Nicaragua: le père Fernando Cardenal, proche de la théologie de la libération et du Front sandiniste de libération nationale (FSLN), est mort samedi 20 février.

Le poète Ernesto Cardenal face au cercueil de son frère
Ernesto Cardenal face au cercueil de son frère

Proche de la théologie de la libération et du Front sandiniste de libération nationale (FSLN), le P. Fernando Cardenal avait accepté en 1984 d’être ministre de l’éducation dans le gouvernement de Daniel Ortega, ce qui lui avait valu d’être suspendu de son ministère sacerdotal par Jean-Paul II.

« Le P. Cardenal nous a quittés ce matin à l’aube, à la suite de complications cardiaques après s’être soumis à une opération chirurgicale en vue de réduire une hernie ombilicale », peut-on lire dans le communiqué publié samedi 20 février par Silvio Gutiérrez, directeur international du mouvement d’éducation populaire « Fe y Alegría » (Foi et joie) dont Fernando-Cardenal-avril-2009_0_730_547Fernando Cardenal avait été un artisan ardent au Nicaragua.

Il avait été à l’initiative de la vaste campagne d’alphabétisation lancée en 1980 par la révolution sandiniste, qui avait permis de réduire l’analphabétisme de près de 40 % en dix ans. En 1980, le P. Cardenal avait coordonné « 95 582 étudiants, instituteurs et professionnels de l’éducation », rappelle ce communiqué en précisant qu’une telle réussite avait mérité à ce petit pays d’Amérique centrale une reconnaissance de l’Unesco en 1981.

Ministre de l’éducation pendant six ans

Né le 26 janvier 1934 dans une famille aisée de Granada (Nicaragua), le jésuite Fernando Cardenal Martinez était proche de la théologie de la libération et s’était joint – ainsi que son frère Ernesto – aux rebelles du Front sandiniste de libération nationale (FSLN). Après que ceux-ci avaient renversé le dictateur Anastasio Somoza en 1979, il avait pris la tête de cette campagne d’alphabétisation, puis avait été nommé ministre de l’éducation (1984-1990) au sein du premier gouvernement sandiniste de Daniel Ortega. Le P. Cardenal fut ensuite vice-coordinateur de la jeunesse sandiniste, puis responsable des Comités de défense sandiniste (CDS). En acceptant cette responsabilité politique, il savait qu’il contrevenait aux règles de la vie religieuse et ecclésiale qui interdisent tout engagement politique direct.
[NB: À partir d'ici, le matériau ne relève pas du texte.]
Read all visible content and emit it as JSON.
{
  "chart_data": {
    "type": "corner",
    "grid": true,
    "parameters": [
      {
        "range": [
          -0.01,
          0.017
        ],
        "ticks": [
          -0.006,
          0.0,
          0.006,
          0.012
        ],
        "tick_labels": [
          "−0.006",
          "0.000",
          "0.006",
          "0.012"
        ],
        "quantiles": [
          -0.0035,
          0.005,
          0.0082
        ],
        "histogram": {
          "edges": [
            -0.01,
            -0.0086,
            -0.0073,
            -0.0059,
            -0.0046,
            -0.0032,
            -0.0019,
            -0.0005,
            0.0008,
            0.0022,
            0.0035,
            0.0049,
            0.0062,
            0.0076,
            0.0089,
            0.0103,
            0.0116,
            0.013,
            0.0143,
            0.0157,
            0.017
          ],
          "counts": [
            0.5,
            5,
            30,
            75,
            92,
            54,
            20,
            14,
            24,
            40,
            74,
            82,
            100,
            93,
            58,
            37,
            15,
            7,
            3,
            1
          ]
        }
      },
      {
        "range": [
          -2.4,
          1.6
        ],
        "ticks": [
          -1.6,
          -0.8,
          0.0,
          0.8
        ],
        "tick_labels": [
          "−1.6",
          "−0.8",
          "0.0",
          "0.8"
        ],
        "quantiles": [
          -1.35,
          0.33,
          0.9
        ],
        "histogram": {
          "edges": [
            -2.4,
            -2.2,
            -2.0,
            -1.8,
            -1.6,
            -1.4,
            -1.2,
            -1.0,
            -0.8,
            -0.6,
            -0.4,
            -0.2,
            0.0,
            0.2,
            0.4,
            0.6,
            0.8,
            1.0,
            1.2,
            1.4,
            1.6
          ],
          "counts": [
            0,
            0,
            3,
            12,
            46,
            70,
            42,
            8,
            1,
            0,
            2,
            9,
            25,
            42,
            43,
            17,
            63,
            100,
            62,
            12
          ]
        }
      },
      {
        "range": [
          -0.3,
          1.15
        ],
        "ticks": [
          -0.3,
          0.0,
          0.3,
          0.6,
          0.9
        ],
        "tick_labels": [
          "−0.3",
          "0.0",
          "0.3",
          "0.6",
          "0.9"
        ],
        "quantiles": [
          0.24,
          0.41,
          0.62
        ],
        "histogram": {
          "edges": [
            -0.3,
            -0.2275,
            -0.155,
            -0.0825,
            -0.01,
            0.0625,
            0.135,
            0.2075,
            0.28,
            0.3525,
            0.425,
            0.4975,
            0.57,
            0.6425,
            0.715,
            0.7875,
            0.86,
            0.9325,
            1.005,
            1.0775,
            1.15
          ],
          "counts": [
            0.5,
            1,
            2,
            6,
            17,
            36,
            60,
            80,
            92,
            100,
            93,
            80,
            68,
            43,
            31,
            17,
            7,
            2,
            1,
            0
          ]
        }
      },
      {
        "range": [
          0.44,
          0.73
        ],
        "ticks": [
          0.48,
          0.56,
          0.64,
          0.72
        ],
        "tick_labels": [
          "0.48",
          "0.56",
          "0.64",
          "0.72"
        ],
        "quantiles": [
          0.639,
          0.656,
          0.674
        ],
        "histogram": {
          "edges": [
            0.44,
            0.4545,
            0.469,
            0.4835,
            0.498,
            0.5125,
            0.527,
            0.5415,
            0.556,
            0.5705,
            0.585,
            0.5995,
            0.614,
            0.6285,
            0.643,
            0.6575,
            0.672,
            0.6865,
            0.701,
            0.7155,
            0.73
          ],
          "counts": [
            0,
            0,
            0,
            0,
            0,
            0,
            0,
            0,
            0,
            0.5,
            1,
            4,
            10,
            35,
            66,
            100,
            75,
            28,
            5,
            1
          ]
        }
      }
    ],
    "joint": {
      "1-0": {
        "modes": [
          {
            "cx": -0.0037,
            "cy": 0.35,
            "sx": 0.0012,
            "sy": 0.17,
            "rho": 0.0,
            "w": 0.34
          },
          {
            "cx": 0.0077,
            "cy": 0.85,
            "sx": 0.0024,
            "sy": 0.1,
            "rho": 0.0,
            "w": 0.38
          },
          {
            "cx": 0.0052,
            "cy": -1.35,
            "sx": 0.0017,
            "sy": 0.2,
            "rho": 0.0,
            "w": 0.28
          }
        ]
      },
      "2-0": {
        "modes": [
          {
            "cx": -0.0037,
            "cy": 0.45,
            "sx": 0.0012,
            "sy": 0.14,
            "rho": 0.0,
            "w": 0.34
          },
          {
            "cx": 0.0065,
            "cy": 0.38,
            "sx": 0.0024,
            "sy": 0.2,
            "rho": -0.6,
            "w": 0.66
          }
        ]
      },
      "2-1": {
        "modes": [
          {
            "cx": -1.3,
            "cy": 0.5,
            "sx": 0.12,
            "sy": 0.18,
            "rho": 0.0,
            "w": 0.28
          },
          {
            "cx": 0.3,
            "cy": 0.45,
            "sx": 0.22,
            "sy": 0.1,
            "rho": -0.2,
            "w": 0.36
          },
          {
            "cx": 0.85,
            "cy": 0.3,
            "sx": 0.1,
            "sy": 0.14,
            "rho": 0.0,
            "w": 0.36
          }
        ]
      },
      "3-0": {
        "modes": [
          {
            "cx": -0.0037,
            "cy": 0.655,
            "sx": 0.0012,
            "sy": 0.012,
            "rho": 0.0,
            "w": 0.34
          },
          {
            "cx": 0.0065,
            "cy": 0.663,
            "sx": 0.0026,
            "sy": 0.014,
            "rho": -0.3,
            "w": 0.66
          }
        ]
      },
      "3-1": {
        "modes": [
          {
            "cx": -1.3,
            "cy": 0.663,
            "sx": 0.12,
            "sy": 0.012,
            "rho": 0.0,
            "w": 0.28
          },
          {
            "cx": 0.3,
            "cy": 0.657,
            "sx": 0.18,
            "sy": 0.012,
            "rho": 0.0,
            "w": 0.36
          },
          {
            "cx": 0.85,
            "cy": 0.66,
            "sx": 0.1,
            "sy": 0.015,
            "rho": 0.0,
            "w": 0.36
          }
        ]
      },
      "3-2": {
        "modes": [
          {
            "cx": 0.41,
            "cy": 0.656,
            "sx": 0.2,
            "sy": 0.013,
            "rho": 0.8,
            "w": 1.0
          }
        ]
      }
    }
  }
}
« Vivre ma fidélité à l’Église »

« Je considère sincèrement devant Dieu que je commettrais un grave péché si j’abandonnais mon poste », avait-il expliqué en 1984, considérant qu’« il est possible de vivre ma fidélité à l’Église comme jésuite et comme prêtre en me dédiant au service des pauvres du Nicaragua au sein de la Révolution populaire sandiniste. Cependant on me défend de conjuguer les deux grands amours de ma vie. »

Après avoir refusé de démissionner de son poste au gouvernement, il avait été suspendu de son ministère sacerdotal par le pape Jean-Paul II. Il fut contraint également de quitter la Compagnie de Jésus, avec laquelle cependant il resta en bons termes.

Il réintègre la Compagnie en 1996

En 1990, le P. Cardenal laissera son poste et rompra d’avec le Front sandiniste, expliquant que l’organisation s’était éloignée des principes de la révolution. Sept ans plus tard, il faisait part de sa décision de réintégrer la Compagnie : il fut réadmis en 1996 après un temps de nouvelle probation. Il devint alors, et jusqu’en 2011, directeur national du mouvement éducatif « Fe y Alegría »

« Fernando a laissé un bel héritage : il était une voix prophétique pour la jeunesse nicaraguayenne qui, par manque d’emploi et d’opportunités, émigrent vers d’autres pays », a déclaré Dora Marie Téllez, ex-guerrillera et ancienne ministre de la santé dans les années 1980. « Nous avons perdu le général de la plus belle bataille de notre pays : la bataille contre l’ignorance », a regretté de son côté la poètesse nicaraguayenne Gioconda Belli.